April saw further weakness, with total inflows dipping 5.7% to $3.67 billion, as foreign contributions fell 16.5% to a seven-month low of $657.4 million despite a sharp rise in FDI. Local inflows, making up over 82% of the total, edged up 2.9% to $3.02 billion, supported by stronger inputs from individuals and the CBN. The trend reversed in May, with inflows surging 62% to $5.96 billion — the highest monthly total in the period — driven by record domestic inflows of $4.96 billion and improved foreign participation at $997.6 million.

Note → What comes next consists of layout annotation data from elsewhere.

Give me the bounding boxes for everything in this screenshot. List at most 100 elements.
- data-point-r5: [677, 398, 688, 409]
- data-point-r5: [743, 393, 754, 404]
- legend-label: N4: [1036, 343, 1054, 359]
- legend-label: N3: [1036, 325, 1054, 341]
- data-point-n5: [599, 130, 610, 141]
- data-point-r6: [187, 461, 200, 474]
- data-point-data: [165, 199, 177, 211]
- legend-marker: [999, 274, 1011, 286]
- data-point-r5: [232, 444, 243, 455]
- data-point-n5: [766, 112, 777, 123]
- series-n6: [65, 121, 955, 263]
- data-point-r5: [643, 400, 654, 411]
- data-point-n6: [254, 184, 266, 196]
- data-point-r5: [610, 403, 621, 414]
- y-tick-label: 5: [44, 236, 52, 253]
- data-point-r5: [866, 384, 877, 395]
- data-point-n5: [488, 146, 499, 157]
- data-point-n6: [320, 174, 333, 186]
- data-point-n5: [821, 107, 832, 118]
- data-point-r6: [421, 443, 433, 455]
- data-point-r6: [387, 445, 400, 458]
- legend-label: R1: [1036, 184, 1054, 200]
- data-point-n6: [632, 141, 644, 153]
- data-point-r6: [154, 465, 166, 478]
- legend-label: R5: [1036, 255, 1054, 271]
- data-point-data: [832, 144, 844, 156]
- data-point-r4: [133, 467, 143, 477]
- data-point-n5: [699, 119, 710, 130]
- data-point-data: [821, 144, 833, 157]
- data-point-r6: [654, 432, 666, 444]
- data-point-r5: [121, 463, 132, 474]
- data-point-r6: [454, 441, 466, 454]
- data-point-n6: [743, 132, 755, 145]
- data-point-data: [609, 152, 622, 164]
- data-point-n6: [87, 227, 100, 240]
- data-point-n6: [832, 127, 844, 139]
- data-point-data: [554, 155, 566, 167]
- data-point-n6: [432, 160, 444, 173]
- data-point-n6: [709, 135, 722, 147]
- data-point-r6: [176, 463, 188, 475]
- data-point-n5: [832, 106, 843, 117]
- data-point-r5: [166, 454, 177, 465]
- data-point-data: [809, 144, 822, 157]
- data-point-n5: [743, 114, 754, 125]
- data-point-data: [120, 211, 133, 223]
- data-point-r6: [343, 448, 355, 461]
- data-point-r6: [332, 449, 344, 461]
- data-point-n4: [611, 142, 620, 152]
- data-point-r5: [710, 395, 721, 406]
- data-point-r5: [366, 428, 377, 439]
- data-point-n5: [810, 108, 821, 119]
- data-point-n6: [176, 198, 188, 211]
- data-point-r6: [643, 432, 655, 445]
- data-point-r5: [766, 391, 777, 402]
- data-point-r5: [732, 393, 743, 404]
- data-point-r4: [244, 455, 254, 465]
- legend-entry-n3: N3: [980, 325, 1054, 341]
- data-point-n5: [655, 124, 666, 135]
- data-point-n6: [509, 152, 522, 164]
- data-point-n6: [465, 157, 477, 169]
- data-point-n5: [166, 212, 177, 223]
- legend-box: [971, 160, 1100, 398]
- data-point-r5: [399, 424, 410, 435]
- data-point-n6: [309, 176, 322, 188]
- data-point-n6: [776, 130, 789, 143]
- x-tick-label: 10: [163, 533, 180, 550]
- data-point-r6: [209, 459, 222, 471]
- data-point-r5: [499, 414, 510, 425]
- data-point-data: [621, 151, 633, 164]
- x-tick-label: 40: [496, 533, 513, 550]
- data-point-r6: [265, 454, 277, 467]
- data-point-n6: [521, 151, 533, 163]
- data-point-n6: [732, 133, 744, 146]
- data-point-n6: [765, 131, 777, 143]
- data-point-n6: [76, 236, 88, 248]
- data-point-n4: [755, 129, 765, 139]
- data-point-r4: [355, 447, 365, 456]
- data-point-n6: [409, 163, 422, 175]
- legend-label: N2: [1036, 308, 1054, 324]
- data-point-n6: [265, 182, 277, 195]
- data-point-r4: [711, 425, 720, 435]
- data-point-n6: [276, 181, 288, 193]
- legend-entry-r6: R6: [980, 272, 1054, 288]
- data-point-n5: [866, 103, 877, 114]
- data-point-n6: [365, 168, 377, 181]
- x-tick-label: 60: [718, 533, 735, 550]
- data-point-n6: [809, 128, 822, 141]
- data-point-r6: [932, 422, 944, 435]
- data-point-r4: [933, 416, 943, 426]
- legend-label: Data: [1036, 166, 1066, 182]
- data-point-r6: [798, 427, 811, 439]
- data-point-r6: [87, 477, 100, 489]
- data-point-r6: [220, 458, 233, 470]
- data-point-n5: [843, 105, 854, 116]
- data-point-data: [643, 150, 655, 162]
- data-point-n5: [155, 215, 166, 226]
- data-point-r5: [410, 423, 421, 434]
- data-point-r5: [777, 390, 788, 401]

The gains proved short-lived. In June, total inflows fell 28.1% to $4.28 billion due to a sharp drop in local inflows, although foreign inflows surged to $2.73 billion — the highest in over two years — on strong foreign portfolio investment activity. July brought another downturn, with total inflows slipping 20.9% to $3.83 billion. Foreign inflows declined 35.6% to $1.75 billion, while local inflows eased slightly to $2.07 billion, cushioned by strong contributions from individuals, the CBN, and non-bank corporates.